The Report recommends that a “Calibration Team” be established to finalize the C* calculation, set post-payout rates and determine the Maturity Threshold. The Panel recommended that the Calibration Team’s work should be completed by March 31, 2016, in order to give producers time to set budgets for 2017.

For bitumen, the existing pre-payout royalty rate of 5 percent and post-payout sliding scale rates of 25 - 40 percent will remain in place and unchanged. The Panel did make recommendations to increase clarity, transparency and accountability in relation to calculating deductible costs and payout for oil sands projects.

The Report identified two opportunities for value-added processing that the province should pursue.
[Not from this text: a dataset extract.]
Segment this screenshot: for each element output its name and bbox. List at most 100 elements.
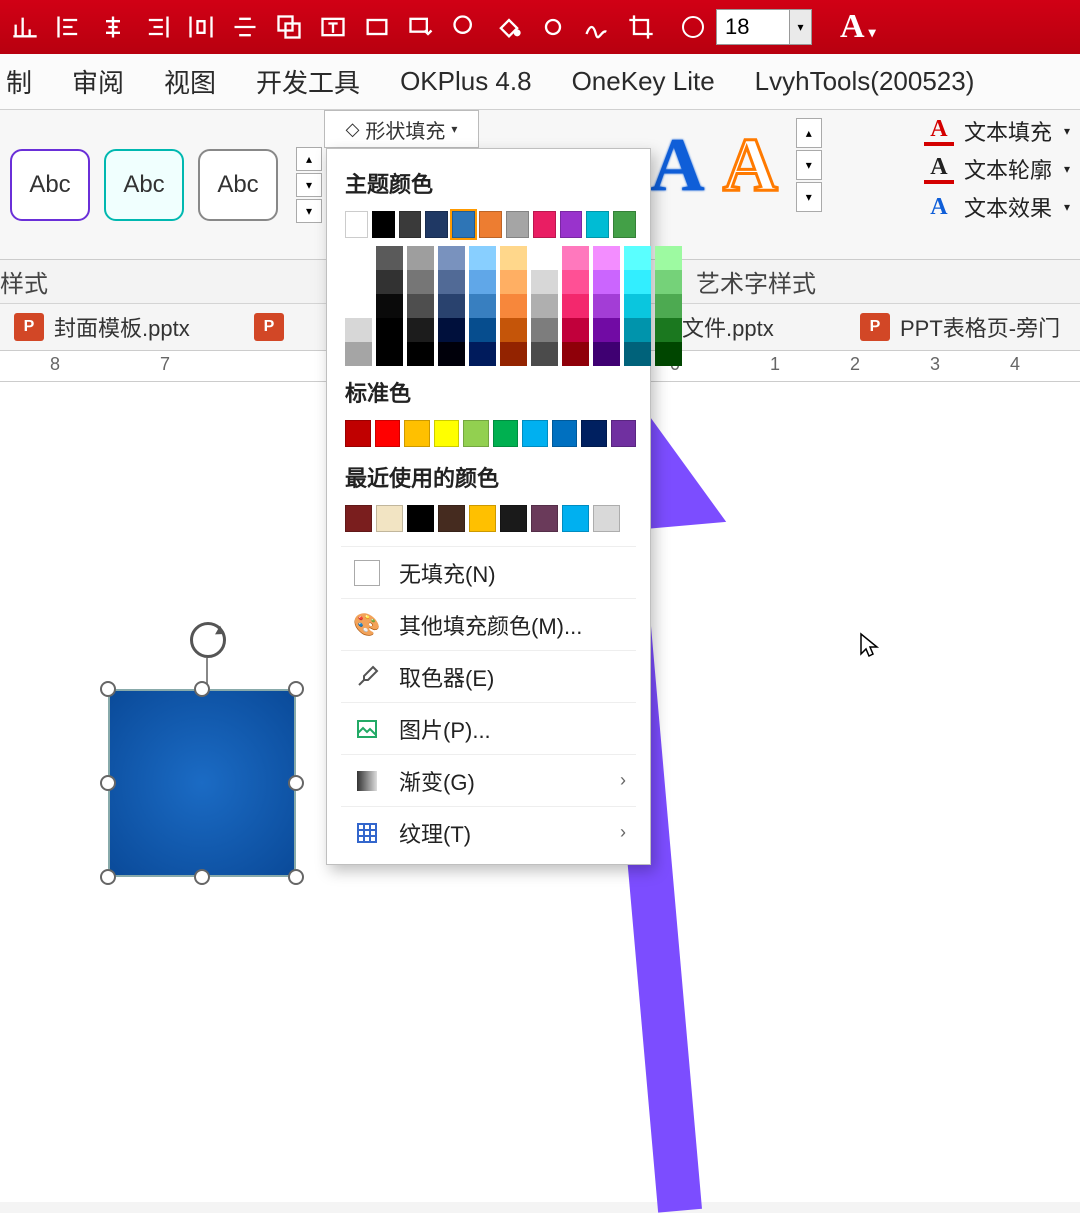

The first recommended opportunity is to develop a value-added natural gas strategy. This would involve using natural gas to “bridge the gap” in electricity generation while coal powered plants are phased out in favor of renewables. This strategy would also involve using natural gas as an input into other value-added sectors, such as bitumen upgrading, gas-to-liquids processing, fertilizers, and consumer-oriented products such as biomedical equipment and pharmaceuticals.

The Report also recommended that the province should examine opportunities to accelerate the development and commercialization of partial-upgrading and alternative value-creation technologies for bitumen. The Report noted that 50 percent of bitumen produced in the province is already upgraded, and there is likely no market capacity to take additional upgraded bitumen. The Report therefore recommended that partial-upgrading of bitumen, which would result in a medium to medium-heavy grade of oil, may represent an opportunity for creation of a marketable, value-added product. Coupled with emerging technology to leave the heaviest, “bottom of the barrel” bitumen in the ground, this could have the further benefit of improving project economics.

Questions to be answered

Although the Report is very comprehensive, exactly how the proposed changes will be implemented remains to be seen. As draft legislation and regulations have not yet been tabled, the following points remain to be clarified, pending determination by the Calibration Team:

  • The sliding scale royalty rates, post-payout, that will apply to hydrocarbons other than bitumen;
  • The exact formula that will be used to set C*, including what capital costs variables are included as inputs for this formula; and
  • The Maturity Threshold and royalty rate calculation that applies once the Maturity Threshold is met.